Additionally, advocates say they fear the number of domestic violence victims who need housing in the city's public units is much bigger than what is reflected on the NYCHA list.

Countless victims have been refused NYCHA's emergency N1 status, after the agency deemed them ineligible as part of a screening process that mandates victims prove two documented cases of abuse in a 24-month period, advocates say. Advocates argued the agency intentionally dragged domestic violence victims through red tape and rejected applications based on bogus reasoning.

For example, one of Baltimore's clients suffered fractured ribs, bite marks on her breast and knife wounds at the hands of her husband, and her son was born prematurely due to violence committed against her during pregnancy, according to court documents. After years of abuse, she applied for NYCHA domestic violence priority in 2012.

First she was told, incorrectly, that she was missing documents. Then, after resubmitting, NYCHA denied her application, saying she did not meet requirements. She was told her order of protection had expired, though she had produced her unexpired order of protection. She resubmitted, and, despite meeting requirements, was again denied and then told her case had been closed, according to court documents.

"There are definitely a lot of people who have given up," Baltimore said, adding that she believes "there are a lot more people" in need of emergency shelter than appear on the NYCHA list.

The wait times are even more upsetting given the city's cap on length of stays at domestic violence shelters, the lawyer said.

"I have a number of clients in shelters, now moving from shelter to shelter with no way to get out of shelters," she said. "They're time-limited, so people are kicked out of domestic violence shelters and moved to family shelters, and then told to leave."

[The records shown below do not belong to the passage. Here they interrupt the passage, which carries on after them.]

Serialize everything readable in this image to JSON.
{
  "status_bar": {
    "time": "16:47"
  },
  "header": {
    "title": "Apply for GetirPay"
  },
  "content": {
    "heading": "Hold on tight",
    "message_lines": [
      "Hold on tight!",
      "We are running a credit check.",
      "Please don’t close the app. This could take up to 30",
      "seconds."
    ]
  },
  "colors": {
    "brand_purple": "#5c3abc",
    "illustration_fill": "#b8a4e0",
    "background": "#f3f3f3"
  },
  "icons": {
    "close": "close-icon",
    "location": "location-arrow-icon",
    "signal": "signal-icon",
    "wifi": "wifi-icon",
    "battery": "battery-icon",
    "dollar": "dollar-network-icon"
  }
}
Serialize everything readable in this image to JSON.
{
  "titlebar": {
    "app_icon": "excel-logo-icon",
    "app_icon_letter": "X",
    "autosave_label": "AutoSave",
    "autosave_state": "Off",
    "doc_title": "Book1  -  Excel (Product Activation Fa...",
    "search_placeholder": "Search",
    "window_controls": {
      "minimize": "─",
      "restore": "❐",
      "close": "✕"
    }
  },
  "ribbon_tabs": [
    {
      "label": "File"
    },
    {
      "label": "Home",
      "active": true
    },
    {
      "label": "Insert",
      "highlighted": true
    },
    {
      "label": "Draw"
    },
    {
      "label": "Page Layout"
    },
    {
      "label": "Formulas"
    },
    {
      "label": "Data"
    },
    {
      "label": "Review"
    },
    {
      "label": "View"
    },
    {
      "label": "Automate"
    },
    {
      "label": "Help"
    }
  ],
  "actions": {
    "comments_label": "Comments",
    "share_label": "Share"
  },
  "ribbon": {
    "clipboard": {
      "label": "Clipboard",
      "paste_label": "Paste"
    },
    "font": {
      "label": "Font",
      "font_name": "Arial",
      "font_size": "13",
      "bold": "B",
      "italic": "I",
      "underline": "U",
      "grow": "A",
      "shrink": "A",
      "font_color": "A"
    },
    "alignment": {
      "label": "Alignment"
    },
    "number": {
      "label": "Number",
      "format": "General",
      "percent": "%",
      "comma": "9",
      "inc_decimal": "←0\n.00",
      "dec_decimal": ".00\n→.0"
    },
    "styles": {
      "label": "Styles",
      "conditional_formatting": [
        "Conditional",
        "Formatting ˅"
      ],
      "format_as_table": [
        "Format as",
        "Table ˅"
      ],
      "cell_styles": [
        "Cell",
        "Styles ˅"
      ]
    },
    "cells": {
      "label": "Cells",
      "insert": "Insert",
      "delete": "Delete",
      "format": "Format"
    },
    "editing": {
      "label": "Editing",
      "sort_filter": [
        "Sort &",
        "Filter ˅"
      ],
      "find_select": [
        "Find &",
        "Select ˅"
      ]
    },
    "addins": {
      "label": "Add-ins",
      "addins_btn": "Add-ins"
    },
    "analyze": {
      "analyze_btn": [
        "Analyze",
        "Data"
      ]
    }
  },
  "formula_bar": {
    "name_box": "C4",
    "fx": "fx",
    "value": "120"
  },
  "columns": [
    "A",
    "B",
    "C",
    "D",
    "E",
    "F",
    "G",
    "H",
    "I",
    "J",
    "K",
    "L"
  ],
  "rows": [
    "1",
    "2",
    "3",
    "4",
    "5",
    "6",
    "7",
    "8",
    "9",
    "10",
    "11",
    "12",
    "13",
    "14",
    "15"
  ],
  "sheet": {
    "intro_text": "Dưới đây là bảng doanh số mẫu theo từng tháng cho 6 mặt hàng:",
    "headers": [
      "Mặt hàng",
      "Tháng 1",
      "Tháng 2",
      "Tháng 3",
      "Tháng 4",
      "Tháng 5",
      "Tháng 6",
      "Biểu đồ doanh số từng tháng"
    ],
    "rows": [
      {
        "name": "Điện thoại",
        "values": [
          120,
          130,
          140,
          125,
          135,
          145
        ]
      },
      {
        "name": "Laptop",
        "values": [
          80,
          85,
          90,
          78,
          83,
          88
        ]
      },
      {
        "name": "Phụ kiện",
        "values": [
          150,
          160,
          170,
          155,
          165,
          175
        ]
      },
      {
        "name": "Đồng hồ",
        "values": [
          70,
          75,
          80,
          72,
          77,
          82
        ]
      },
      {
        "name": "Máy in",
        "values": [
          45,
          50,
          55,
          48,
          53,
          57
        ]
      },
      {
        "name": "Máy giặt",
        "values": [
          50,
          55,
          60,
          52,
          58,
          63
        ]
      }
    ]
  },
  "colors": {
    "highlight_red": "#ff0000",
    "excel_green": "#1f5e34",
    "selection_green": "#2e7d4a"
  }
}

Domestic violence victims say reforms can't happen soon enough.

"I want us to live a normal life," said Ms. B, adding that she's not allowed to cook for herself or her daughter while living in the homeless shelter, and is subject to a nightly curfew. She keeps to herself because of fights among residents, she said.

"You can't actually live a normal life when you're in the shelter. That's what apartments would mean for me and the other ladies."